Trick-or-Treating Safety Tips

Trick-or-Treating Safety Tips

Halloween is coming soon and your family is probably planning to go trick-or-treating. This is a fun fall tradition, but it’s important to remain safe while out in the community, and to find a healthy balance when it comes to enjoying your sweet treats. Review these tips from Healthy365 for a safe and happy Halloween night this year!

Follow trick-or-treating times

First and foremost, if you’re planning to take your family out to trick or treat, be sure to follow the times set by your community. Don’t bother your neighbors for treats (or tricks) outside of these times and you’ll be in for a Happy Halloween. This year, Hallow’s Eve falls on a Sunday and in the larger Hancock County cities of Greenfield, Fortville, McCordsville and New Palestine, trick or treat times are planned for 5-8 p.m. If you’re going to take a trip outside of Hancock County for additional candy collecting, you can see more local trick or treat times from Indy with Kids

COVID-19 precautions

As the COVID-19 pandemic continues, face coverings are still recommended to reduce the spread, especially indoors and for those who are unvaccinated. You can incorporate a face mask into your or your child’s costume with these fun ideas, and use hand sanitizer often, especially when handling treats that you or others will be eating. Trick-or-treating is generally expected to be a safe holiday tradition this year since it mostly takes place outside, but try to avoid indoor parties or crowds on the streets if possible.

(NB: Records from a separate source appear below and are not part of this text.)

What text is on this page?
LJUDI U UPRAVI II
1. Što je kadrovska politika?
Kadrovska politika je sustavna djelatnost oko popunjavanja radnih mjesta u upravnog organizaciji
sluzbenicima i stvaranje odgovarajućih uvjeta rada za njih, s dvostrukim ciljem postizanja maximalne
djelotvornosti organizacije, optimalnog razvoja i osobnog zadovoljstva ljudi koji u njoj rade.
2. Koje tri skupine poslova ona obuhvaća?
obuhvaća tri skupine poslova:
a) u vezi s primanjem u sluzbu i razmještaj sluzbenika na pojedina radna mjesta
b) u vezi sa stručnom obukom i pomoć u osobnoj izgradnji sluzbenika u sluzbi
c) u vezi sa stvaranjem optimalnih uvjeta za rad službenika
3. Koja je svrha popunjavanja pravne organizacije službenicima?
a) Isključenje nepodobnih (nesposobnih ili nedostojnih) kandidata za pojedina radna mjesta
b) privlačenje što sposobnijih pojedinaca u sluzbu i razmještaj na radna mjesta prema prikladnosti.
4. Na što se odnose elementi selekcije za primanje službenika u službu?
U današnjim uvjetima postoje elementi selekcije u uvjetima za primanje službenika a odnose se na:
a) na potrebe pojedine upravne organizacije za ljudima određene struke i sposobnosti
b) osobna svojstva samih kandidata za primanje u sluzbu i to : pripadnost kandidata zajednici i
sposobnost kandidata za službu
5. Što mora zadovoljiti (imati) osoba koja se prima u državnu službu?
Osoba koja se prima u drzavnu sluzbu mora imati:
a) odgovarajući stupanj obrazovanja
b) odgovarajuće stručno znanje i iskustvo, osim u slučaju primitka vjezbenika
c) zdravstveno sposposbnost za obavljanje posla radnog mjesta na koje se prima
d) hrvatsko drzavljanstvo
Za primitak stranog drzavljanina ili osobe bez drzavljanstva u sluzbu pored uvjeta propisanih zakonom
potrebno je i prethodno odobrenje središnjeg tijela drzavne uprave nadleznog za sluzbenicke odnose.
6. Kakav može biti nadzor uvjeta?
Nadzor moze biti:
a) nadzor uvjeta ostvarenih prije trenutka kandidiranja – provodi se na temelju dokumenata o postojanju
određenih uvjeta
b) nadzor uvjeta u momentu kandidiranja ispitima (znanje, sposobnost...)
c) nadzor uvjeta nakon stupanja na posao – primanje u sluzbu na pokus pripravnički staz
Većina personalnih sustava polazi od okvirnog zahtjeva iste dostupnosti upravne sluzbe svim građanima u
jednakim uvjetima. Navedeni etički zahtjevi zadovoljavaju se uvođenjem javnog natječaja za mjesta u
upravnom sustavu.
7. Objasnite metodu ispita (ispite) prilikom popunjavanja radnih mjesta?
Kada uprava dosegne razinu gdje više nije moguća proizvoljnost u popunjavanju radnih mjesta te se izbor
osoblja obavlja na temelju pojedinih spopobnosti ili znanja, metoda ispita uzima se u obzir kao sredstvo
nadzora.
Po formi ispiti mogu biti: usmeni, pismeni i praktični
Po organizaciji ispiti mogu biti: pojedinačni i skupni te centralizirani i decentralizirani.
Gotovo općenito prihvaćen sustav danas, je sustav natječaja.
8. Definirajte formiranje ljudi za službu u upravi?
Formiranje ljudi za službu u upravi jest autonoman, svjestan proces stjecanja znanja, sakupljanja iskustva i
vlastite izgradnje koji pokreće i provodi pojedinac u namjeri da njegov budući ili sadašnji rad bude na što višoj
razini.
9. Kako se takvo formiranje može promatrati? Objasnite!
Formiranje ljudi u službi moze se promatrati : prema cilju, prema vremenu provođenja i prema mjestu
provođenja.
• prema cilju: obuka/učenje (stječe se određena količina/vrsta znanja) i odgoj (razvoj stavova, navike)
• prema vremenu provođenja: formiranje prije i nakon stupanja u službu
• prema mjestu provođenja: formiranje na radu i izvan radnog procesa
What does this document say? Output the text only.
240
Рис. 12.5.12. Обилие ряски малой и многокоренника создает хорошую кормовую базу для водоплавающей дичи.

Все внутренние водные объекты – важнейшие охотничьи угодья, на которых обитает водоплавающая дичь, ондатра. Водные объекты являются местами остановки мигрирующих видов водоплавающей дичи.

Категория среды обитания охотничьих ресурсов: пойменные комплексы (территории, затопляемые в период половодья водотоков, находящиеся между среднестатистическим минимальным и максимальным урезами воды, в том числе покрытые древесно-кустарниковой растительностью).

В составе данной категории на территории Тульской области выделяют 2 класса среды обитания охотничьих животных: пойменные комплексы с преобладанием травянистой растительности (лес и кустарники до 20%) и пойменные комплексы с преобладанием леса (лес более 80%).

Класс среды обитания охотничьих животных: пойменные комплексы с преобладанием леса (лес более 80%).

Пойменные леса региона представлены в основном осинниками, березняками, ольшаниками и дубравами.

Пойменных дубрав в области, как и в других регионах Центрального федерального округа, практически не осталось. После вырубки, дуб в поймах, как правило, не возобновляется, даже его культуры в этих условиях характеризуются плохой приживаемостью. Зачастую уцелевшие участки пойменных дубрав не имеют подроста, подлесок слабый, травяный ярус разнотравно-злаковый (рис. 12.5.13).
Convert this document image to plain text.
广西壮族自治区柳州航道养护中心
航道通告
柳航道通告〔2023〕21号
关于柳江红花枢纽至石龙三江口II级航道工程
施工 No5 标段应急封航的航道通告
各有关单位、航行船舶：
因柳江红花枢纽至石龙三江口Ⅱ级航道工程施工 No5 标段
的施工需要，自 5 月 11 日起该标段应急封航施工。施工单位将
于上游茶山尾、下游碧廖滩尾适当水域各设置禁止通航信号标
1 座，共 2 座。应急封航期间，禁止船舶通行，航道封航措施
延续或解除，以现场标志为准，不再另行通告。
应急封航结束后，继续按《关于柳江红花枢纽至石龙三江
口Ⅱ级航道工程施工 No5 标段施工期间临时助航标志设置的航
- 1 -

Review trick-or-treating safety rules

We recommend going trick-or-treating as a family, especially with children younger than 12. Whether or not you accompany your kiddos, it’s important to review safety rules. Plan your route together, and make sure your kids know to stick together as a group. Trick-or-treaters should only walk on sidewalks and crosswalks, and never go inside a home or car. Some communities have different policies on lights, but generally you should only approach a home if their front lights are on. These days, many who pass out candy may sit in their driveway or on their porch. 

Get your home ready

Speaking of passing out candy, make sure to get your own home ready for visitors too. Clean up any tripping hazards on your driveways or paths, such as outdoor toys, leaves or debris. Turn on your outdoor lights and replace any burnt-out bulbs if necessary. If you have pets, you may want to have them stay inside to keep both them and any children visitors safe. And though candy is the usual currency on Halloween, you may also consider passing out small toys like holiday stickers, crayons or glow sticks. 

Provide a healthy balance

As you collect treats with your family, try to help your children make smart choices when it comes to all that candy. It’s perfectly okay to indulge in sweets on occasion, but there are also ways to curb a potential candy binge. It can help to eat an early and filling dinner before heading out to trick or treat. Try not to let your child snack on candy too much while you’re still out. Once you’re home, you can inspect their loot to check candy labels for any allergens and remove gum, peanuts or hard candies for younger children. You might also try talking to your children about trading in some or all of their candy for a different kind of treat, like a coveted toy, new book or a fun outing together. 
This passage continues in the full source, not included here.